7. Als een vis in het water. Zo dronken als een tol, een katrol, een snip, duizend man etc. Zo duf als een konijn. Zo grijs (onnozel, zacht(aardig)) als een duif. Tekeergaan als een duivel in een wijwatervat (als een bezetene). Zo dun als een meiblaadje, een lovertje. Zwemmen als een eend. Als een eend naar (het) onweer kijken. Zo vol als een ei. Zo groot als een eiland. Een zoentje zonder baard is (als) een eitje zonder zout. Zo mager als een ellenstok. Zo scherp als een els. Spreken als een engel en doen als een bengel. Als een engel uit de hemel komen. Zo rein als een engel. Trillen als een espenblad (beven als een riet). Eten als een wolf.

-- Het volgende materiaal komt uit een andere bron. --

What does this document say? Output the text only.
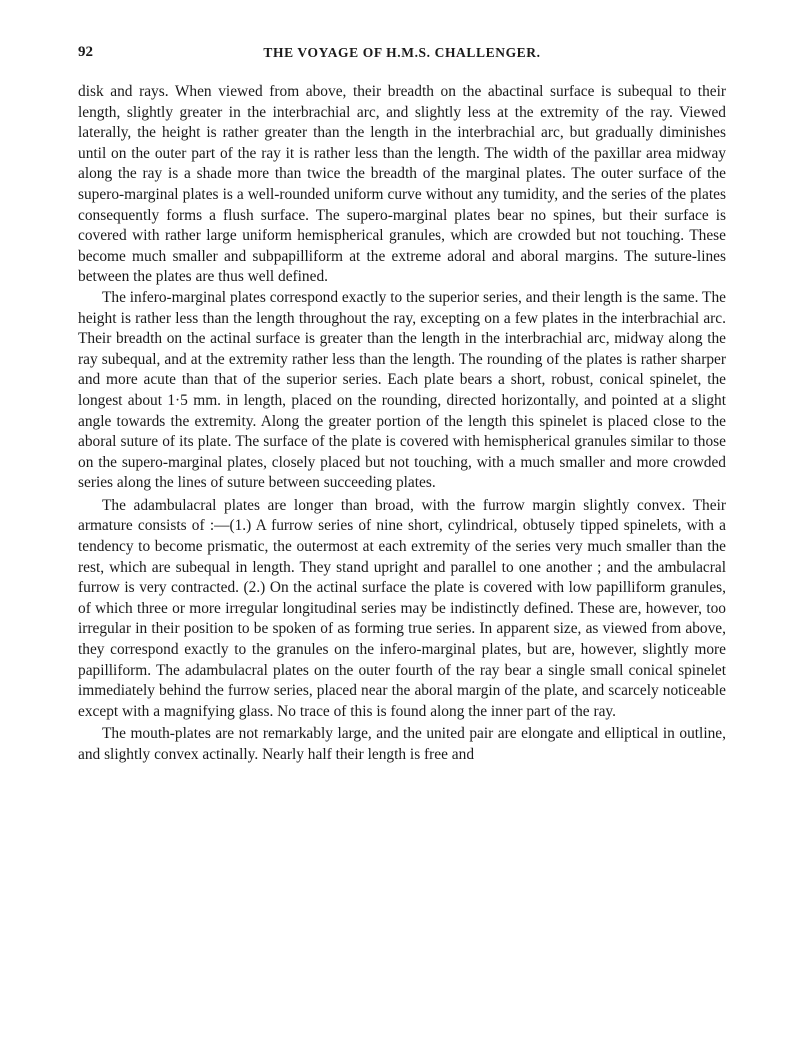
92	THE VOYAGE OF H.M.S. CHALLENGER.

disk and rays. When viewed from above, their breadth on the abactinal surface is subequal to their length, slightly greater in the interbrachial arc, and slightly less at the extremity of the ray. Viewed laterally, the height is rather greater than the length in the interbrachial arc, but gradually diminishes until on the outer part of the ray it is rather less than the length. The width of the paxillar area midway along the ray is a shade more than twice the breadth of the marginal plates. The outer surface of the supero-marginal plates is a well-rounded uniform curve without any tumidity, and the series of the plates consequently forms a flush surface. The supero-marginal plates bear no spines, but their surface is covered with rather large uniform hemispherical granules, which are crowded but not touching. These become much smaller and subpapilliform at the extreme adoral and aboral margins. The suture-lines between the plates are thus well defined.

The infero-marginal plates correspond exactly to the superior series, and their length is the same. The height is rather less than the length throughout the ray, excepting on a few plates in the interbrachial arc. Their breadth on the actinal surface is greater than the length in the interbrachial arc, midway along the ray subequal, and at the extremity rather less than the length. The rounding of the plates is rather sharper and more acute than that of the superior series. Each plate bears a short, robust, conical spinelet, the longest about 1·5 mm. in length, placed on the rounding, directed horizontally, and pointed at a slight angle towards the extremity. Along the greater portion of the length this spinelet is placed close to the aboral suture of its plate. The surface of the plate is covered with hemispherical granules similar to those on the supero-marginal plates, closely placed but not touching, with a much smaller and more crowded series along the lines of suture between succeeding plates.

The adambulacral plates are longer than broad, with the furrow margin slightly convex. Their armature consists of :—(1.) A furrow series of nine short, cylindrical, obtusely tipped spinelets, with a tendency to become prismatic, the outermost at each extremity of the series very much smaller than the rest, which are subequal in length. They stand upright and parallel to one another ; and the ambulacral furrow is very contracted. (2.) On the actinal surface the plate is covered with low papilliform granules, of which three or more irregular longitudinal series may be indistinctly defined. These are, however, too irregular in their position to be spoken of as forming true series. In apparent size, as viewed from above, they correspond exactly to the granules on the infero-marginal plates, but are, however, slightly more papilliform. The adambulacral plates on the outer fourth of the ray bear a single small conical spinelet immediately behind the furrow series, placed near the aboral margin of the plate, and scarcely noticeable except with a magnifying glass. No trace of this is found along the inner part of the ray.

The mouth-plates are not remarkably large, and the united pair are elongate and elliptical in outline, and slightly convex actinally. Nearly half their length is free and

8. Branden als een fakkel. Zo nat als een feil [= dweil]. Een figuur (als een deur) slaan. Uit zijn as herrijzen als een feniks. Floppen [mislukken] als een baksteen. Hij kent Frans als een koe Spaans. Zo mager als een fret. Hij is er gezien als een rotte appel bij een fruitvrouw. Tekeergaan als een furie. Trots als een pauw. Werken als een galeislaaf. Als een koe in een gangetje. Lopen als een (vette) gans. Gapen als een oester. Zo mager (stoned) als een garnaal. Hersens hebben als een garnaal. Hij is zo dicht als een gatenpetiel [gatenpateel = vergiet; gatenbetiel: hij kan niets verzwijgen, flapt er alles uit]. Zo gebonden als een hond aan zijn hok. Zo gedwee als een lam. Zo geel als goud (saffraan). Hij is zo geheimzinnig [gesloten, achterhoudend] als een commies van staat.

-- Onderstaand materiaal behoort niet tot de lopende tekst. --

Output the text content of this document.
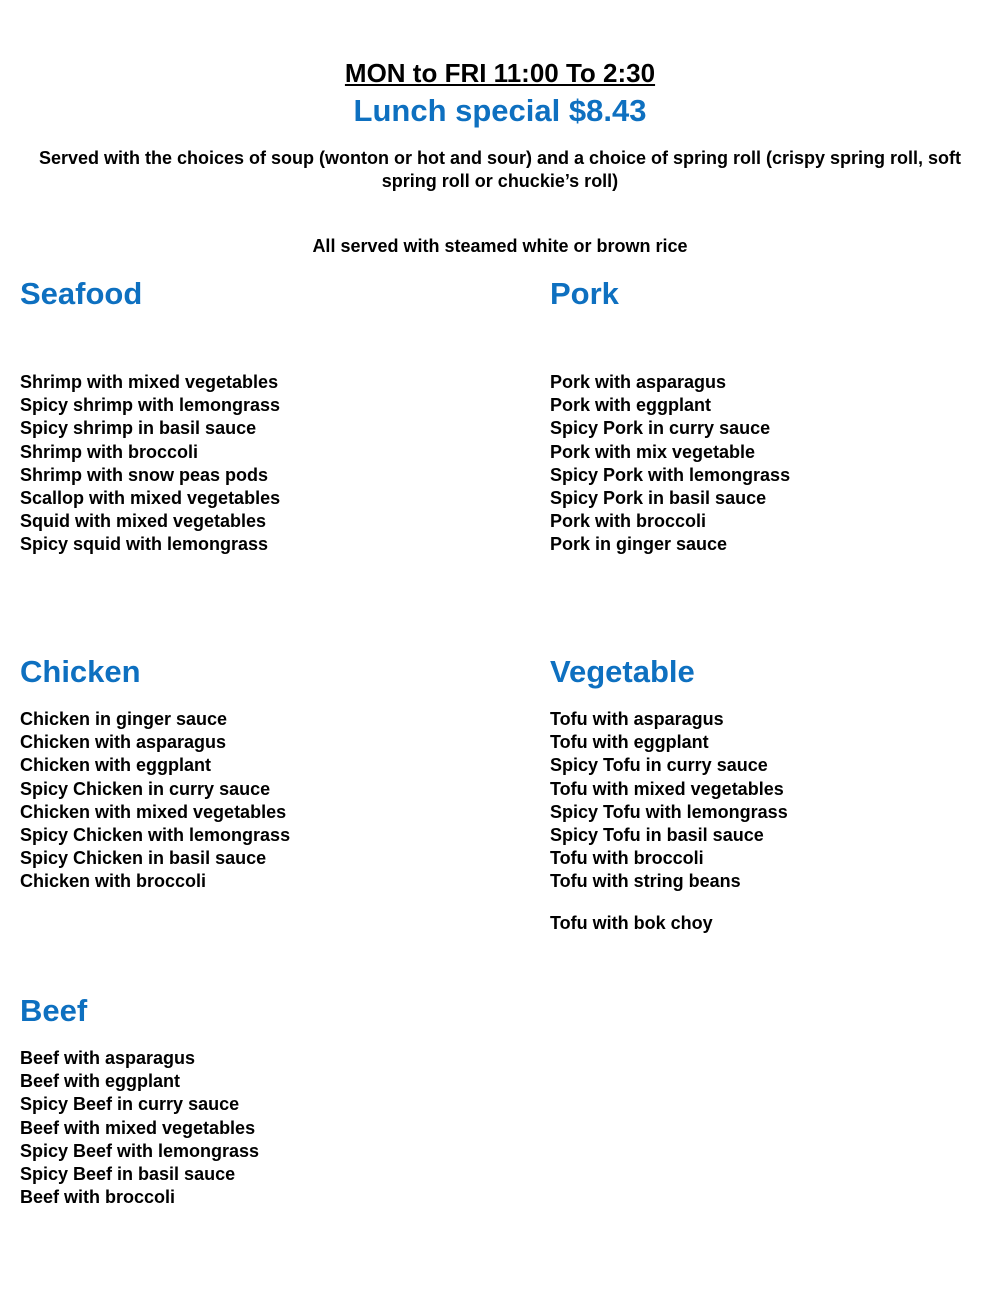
MON to FRI 11:00 To 2:30
Lunch special $8.43
Served with the choices of soup (wonton or hot and sour) and a choice of spring roll (crispy spring roll, soft spring roll or chuckie’s roll)
All served with steamed white or brown rice
Seafood
Shrimp with mixed vegetables
Spicy shrimp with lemongrass
Spicy shrimp in basil sauce
Shrimp with broccoli
Shrimp with snow peas pods
Scallop with mixed vegetables
Squid with mixed vegetables
Spicy squid with lemongrass
Pork
Pork with asparagus
Pork with eggplant
Spicy Pork in curry sauce
Pork with mix vegetable
Spicy Pork with lemongrass
Spicy Pork in basil sauce
Pork with broccoli
Pork in ginger sauce
Chicken
Chicken in ginger sauce
Chicken with asparagus
Chicken with eggplant
Spicy Chicken in curry sauce
Chicken with mixed vegetables
Spicy Chicken with lemongrass
Spicy Chicken in basil sauce
Chicken with broccoli
Vegetable
Tofu with asparagus
Tofu with eggplant
Spicy Tofu in curry sauce
Tofu with mixed vegetables
Spicy Tofu with lemongrass
Spicy Tofu in basil sauce
Tofu with broccoli
Tofu with string beans
Tofu with bok choy
Beef
Beef with asparagus
Beef with eggplant
Spicy Beef in curry sauce
Beef with mixed vegetables
Spicy Beef with lemongrass
Spicy Beef in basil sauce
Beef with broccoli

9. Een geheugen als een garnaal (olifant, ijzeren pot). Een geheugen als een kluis (brandkast). Lachen als een geit die uit de stad gaat. Zo gek als een (looien) deur. Zo blij als een gek. Het is zoveel waard als een gek ervoor geven wil. Gesloten als het graf. Hij is getuigd als een Portugees schip. Hij heeft een geweten zo groot als een hooischuur; door zijn geweten kan wel een koets met vier paarden rondrijden. Gezond als een vis. Een figuur slaan (afgaan) als een gieter. Dronken als een gieter. Gillen als een varken dat gekeeld wordt, als een speenvarken. Glimmen als een spiegel. Iemand als een halve god vereren.

10. Staan kijken als een uil voor een gootgat. Blinken als een goudhaantje. Zo gram [fel, hardvochtig] als een leeuw. Zo zwart als een haal (als roet). Zo fijn als een haar. Zo bang als een haas. Hij is zo lomp als een halfhout [stuk hout, gekloofde boomstam]. Hamastan is de benaming voor Palestina, beschouwd als een islamitische republiek. Zo hard als steen, ijzer, staal, een spijker, een kei, een diamant. Zo droog, zo mager als een haring. Als haringen in een ton zitten. Zo stijf als een hark. Dat sluit als een haspel in een zak. Leven als een heer. Zijn hart is zo klein als een hazelnoot. Heibeien als een viswijf. Leven als een heiduk [haiduk, Hongaarse soldaat]. Zo kwaad als een hekken [spinnijdig; hekken = zeker hek]. De weg naar de hel is geplaveid met goede voornemens. Zo zuur als een hengst. Vereren als een held.

11. Hijgen als een postpaard. Zo vlug als een hinde. Zo fris als een hoentje. Hij lacht als een boer die een hoefijzer vindt. Kijken als een hoenderdief. Zo krom (recht) als een hoepel. Een hoer als een paard. Huilen als een hofhond. Hollandistan is Nederland voorgesteld als een islamitisch land. Zo dartel (moe, ziek) als een hond. Honger als een paard. Een hoofd als een boei, als een ijzeren pot. Stinken als een hout. Zo mager als een hout (lat). Hovaardig als een pauw. Huilen als een kind. Een huis als een kasteel (paleis). Dat staat vast als een huis. Zich gedragen als een goed huisvader. Inslaan als een bom. Instorten als een kaartenhuis(je). Passen als een oude jas. Vloeken als een kaaiwerker [kade].

12. Zo kaal als een luis (de neten, een kerkmuis, de mieren, de rot). Zo recht als een kaars. Springen als een kakkerlak. Zuipen als een kalenderbroeder [vereniging van geestelijken en leken]. Dartel zijn, huppelen als een kalf. Zo dom, onnozel, als een kalf. Zo wit (bleek) als een kalken muur. Zo kalm als een zalm. Zo doof, vol, geladen, dronken als een kanon. Dronken, zuipen, vloeken als een kartouw [zeker kanon]. Werken als een karrenpaard. Een neus als een kapstok. Zo vlug, lenig, vals, misselijk en nat als een kat.